First note that $l,m,n\ne0$. This is because, say, if $l=0$, we will have $m+n=0,mn=0\therefore l^2+m^2+n^2=0\ne1$.
Now, the angle between the vectors whose direction cosines $(l_1,m_1,n_1),(l_2,m_2,n_2)$ are given by the equations is equal to the angle between the vectors $(1,m_1/l_1,n_1/l_1)\equiv(1,x_1,y_1),(1,m_2/l_2,n_2/l_2)\equiv(1,x_2,y_2)$, provided $l_1l_2>0$.
$$\displaystyle\cos\theta=\frac{l_1l_2+m_1m_2+n_1n_2}{\sqrt{l_1^2+m_1^2+n_1^2}\sqrt{l_1^2+m_1^2+n_1^2}}=\frac{l_1l_2}{|l_1l_2|}\cdot\frac{1+x_1x_2+y_1y_2}{\sqrt{1+x_1^2+y_1^2}\sqrt{1+x_2^2+y_2^2}}$$
Divide $l+m+n=0$ by $l$,$$1+x+y=0$$
Instead of juggling $3$ constants $p,q,r$, take $q-r=A,r-p=B$ and divide $\displaystyle\frac{mn}A+\frac{nl}B-\frac{lm}{A+B}=0$ by $l^2$,$$\displaystyle\frac{xy}A+\frac yB-\frac x{A+B}=0$$
Eliminate $y$ to get,
$$\displaystyle\frac{x^2}A+x\Big(\frac1A+\frac1B+\frac1{A+B}\Big)+\frac1B=0$$
Sum of roots,$$\displaystyle x_1+x_2=-A\Big[\frac1B+\frac1{A+B}\Big]-1$$
Product of roots,$$\displaystyle x_1x_2=\frac AB$$
$\displaystyle1+x_1x_2+y_1y_2=1+x_1x_2+(1+x_1)(1+x_2)=2+x_1+x_2+2x_1x_2=\frac{A^2+AB+B^2}{B(A+B)}$
$(1+x_1^2+y_1^2)(1+x_2^2+y_2^2)\\=(1+x_1^2+(1+x_1)^2)(1+x_2^2+(1+x_2)^2)\\=4(x_1^2+x_1+1)(x_2^2+x_2+1)$
Substitute for $x_1^2,x_2^2$ from the quadratic equation,
$=4\Big[1-\frac AB-Ax_1\Big(\frac1B+\frac1{A+B}\Big)\Big]\Big[1-\frac AB-Ax_2\Big(\frac1B+\frac1{A+B}\Big)\Big]\\=4\Big[\Big(1-\frac AB\Big)^2-A\Big(1-\frac AB\Big)\Big(\frac1B+\frac1{A+B}\Big)[x_1+x_2]+A^2\Big(\frac1B+\frac1{A+B}\Big)^2x_1x_2\Big]\\=\frac4{B^2(A+B)^2}\Big[(B-A)^2(B+A)^2+\frac AB(B-A)(A+2B)(A^2+3AB+B^2)+\frac{A^3}B(A+2B)^2\Big]$
We have $3$ terms in the sums. I simplified the last $2$ terms first because they have more in common.

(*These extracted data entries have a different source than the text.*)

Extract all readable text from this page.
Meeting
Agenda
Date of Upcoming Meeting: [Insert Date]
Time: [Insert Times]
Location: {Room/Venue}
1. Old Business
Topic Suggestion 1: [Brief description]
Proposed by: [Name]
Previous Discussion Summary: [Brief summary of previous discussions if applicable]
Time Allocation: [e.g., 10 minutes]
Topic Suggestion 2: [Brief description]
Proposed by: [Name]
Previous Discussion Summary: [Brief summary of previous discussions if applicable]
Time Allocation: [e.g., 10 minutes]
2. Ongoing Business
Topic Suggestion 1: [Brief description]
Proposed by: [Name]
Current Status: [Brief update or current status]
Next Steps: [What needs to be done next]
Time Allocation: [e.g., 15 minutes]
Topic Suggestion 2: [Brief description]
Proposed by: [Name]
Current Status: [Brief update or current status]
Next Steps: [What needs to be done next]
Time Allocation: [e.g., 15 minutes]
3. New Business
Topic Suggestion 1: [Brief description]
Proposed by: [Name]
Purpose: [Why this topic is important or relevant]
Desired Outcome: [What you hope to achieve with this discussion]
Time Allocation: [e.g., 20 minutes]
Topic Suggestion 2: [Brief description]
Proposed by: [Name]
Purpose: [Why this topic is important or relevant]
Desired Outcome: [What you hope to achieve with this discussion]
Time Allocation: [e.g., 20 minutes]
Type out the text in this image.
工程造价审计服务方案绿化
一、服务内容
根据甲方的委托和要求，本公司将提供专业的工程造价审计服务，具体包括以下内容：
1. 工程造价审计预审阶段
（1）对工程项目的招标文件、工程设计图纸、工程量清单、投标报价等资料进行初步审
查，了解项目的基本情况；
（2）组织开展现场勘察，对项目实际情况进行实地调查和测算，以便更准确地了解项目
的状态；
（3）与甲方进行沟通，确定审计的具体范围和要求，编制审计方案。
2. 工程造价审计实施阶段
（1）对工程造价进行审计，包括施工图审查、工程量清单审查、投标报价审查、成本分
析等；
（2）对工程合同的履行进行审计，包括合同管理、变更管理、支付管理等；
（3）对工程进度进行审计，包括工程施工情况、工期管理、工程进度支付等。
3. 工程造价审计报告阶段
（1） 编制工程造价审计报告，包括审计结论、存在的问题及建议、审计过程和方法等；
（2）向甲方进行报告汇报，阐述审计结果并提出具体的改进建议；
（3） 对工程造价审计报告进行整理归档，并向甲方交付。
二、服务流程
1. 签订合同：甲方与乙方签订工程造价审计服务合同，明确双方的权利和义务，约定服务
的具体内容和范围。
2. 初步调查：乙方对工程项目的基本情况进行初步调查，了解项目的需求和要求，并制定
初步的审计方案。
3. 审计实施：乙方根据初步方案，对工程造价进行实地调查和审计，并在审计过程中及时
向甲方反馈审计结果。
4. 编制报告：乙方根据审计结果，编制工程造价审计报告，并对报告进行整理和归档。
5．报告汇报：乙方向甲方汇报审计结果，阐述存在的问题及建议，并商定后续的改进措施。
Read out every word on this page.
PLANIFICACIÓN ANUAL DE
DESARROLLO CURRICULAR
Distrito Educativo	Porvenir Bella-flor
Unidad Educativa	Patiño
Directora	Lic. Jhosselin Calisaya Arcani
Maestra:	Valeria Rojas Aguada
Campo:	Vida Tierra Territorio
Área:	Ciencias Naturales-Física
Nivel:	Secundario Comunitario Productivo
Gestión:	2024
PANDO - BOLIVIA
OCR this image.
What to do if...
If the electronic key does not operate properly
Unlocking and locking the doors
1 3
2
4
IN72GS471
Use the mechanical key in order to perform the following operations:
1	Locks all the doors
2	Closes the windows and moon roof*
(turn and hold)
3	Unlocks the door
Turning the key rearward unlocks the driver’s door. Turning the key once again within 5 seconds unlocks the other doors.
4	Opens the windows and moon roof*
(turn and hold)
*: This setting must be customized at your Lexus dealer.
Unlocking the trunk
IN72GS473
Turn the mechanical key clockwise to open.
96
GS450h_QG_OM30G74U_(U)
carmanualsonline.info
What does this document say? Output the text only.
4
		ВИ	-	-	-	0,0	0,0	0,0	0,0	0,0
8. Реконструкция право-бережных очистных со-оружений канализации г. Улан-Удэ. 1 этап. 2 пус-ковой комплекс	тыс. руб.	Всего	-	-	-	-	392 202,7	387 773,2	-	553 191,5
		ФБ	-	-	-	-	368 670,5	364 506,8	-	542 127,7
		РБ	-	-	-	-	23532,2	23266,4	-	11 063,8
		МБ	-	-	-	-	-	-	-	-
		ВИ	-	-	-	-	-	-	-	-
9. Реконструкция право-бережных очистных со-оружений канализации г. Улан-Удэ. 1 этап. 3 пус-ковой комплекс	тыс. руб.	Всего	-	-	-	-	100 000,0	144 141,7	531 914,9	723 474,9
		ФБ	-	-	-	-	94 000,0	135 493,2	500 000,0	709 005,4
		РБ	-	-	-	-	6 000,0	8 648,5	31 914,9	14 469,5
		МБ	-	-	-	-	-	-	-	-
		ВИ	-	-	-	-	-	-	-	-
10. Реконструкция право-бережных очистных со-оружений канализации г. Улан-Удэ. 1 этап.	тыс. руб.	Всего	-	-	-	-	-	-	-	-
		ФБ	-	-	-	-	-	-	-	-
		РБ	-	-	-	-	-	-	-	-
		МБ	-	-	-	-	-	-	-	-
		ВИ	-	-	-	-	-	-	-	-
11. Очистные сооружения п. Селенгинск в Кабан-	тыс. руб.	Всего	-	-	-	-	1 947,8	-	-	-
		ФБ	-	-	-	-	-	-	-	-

$\displaystyle=\frac{4[A^2+B^2+AB]^2}{B^2(A+B)^2}$
We get $\displaystyle\cos\theta=\frac{1+x_1x_2+y_1y_2}{\sqrt{1+x_1^2+y_1^2}\sqrt{1+x_2^2+y_2^2}}=\pm1/2\therefore\theta=\pi/3,2\pi/3$.
In any case, since we are talking about lines which extend in both directions indefinitely and not vectors, the angle between them is often stated as the acute angle between them, given by $\pi/3$.